Le jardin, retrouvé dans le Kibboutz Ramat Rahel près de Jérusalem, a livré ses secrets à travers de restes de pollen fossilisés retrouvés dans le plâtre des murs.
Le jardin faisait partie d'un palais israélite, retrouvé dans des fouilles menées il y a déjà plusieurs années; le chantier a été poursuivi récemment par des fouilles par plusieurs archéologues, les professeurs Oded Lipschits et Yuval Gadot de l'Université de Tel Aviv, et Manfred Oeming de l'université d'Heidelberg.
Les derniers chantiers ont montré que les jardins devaient avoir une vue magnifique, mais surtout stratégique; il ne disposait par contre d'aucune ressource propre en eau, ce qui avait contraint les architectes de l'époque à construire des canaux d'alimentation et des bassins de stockage pour l'eau.
De même le sol d'origine avait été totalement enlevé et remplacé par de la terre plus adéquate aux plantations.
Ne parvenant pas à retrouver de traces des fleurs plantées, les archéologues ont imaginé qu'au printemps, le vent aurait pu rabattre les graines et pollens vers les murs de plâtre –poreux - du jardin.
Avec l'aide d'une botaniste de l'université de Tel Aviv, le docteur Daphne Langot, ils ont alors entrepris enlevés les différentes couches de plantes, qui contenaient, effectivement, des pollens de nombreuses espèces.

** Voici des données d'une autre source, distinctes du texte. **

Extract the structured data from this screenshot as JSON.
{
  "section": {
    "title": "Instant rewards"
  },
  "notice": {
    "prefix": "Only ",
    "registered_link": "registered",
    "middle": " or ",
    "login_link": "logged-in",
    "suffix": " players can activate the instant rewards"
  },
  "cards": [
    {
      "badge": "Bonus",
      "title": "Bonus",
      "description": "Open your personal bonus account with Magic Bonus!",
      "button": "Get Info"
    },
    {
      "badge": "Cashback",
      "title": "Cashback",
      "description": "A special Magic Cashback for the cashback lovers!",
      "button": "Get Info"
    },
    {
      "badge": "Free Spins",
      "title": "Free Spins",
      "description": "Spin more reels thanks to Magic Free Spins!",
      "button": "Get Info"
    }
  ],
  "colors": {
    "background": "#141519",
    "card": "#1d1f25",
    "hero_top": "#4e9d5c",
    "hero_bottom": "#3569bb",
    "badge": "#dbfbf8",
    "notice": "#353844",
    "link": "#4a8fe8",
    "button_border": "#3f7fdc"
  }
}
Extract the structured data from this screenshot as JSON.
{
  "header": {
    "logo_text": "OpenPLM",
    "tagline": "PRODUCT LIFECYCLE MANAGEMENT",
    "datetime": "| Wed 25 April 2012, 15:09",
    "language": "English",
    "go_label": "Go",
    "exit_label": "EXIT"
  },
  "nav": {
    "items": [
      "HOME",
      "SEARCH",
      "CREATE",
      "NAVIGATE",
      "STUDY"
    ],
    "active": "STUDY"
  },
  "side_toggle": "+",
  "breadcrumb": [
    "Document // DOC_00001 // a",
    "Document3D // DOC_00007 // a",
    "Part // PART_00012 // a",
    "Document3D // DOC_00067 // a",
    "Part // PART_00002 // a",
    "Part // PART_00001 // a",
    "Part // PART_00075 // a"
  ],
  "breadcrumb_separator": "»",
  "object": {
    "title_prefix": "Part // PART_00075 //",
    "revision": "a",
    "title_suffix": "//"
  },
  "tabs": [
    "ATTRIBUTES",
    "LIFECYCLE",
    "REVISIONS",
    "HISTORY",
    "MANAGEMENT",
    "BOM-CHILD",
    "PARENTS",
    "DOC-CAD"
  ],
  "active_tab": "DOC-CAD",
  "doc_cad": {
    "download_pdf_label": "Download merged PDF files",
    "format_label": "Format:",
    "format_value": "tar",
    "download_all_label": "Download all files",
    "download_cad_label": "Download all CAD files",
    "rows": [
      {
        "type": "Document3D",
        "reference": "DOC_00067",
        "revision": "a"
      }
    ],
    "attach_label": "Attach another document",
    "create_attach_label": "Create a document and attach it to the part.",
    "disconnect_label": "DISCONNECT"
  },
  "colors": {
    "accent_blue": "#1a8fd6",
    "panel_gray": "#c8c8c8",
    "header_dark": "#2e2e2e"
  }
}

S'ils ont identifié beaucoup d'espèces sauvages, dans une des couches de plâtre datée de l'époque perse (correspondant au retour d'exil de Babylone, en 538 avant l'ère chrétienne), ils ont trouvé des pollens correspondant aux plantes ornementales, à des arbres fruitiers dont certains de pays lointains.
La découverte la plus intéressante a été le pollen correspondant à de l'étrog (citron) un fruit qu'on trouvait à l'époque en Inde, et dont les chercheurs pensent qu'il serait arrivé en Israël par la Perse; sa dénomination hébraïque, étrog, préserve la dénomination perse du fruit, turung.
C'est la première trace connue d'étrog dans la région.
Tout comme les traces retrouvées de myrte et de saule dans le même jardin, sont les premières évidences de ces fruits jamais mises à jour dans la région.
Dans le jardin du palais de Ramat Rahel, poussaient donc trois des quatre espèces de fruits (avec le palmier) dont la consommation a été ritualisée pour la fête de Soukot.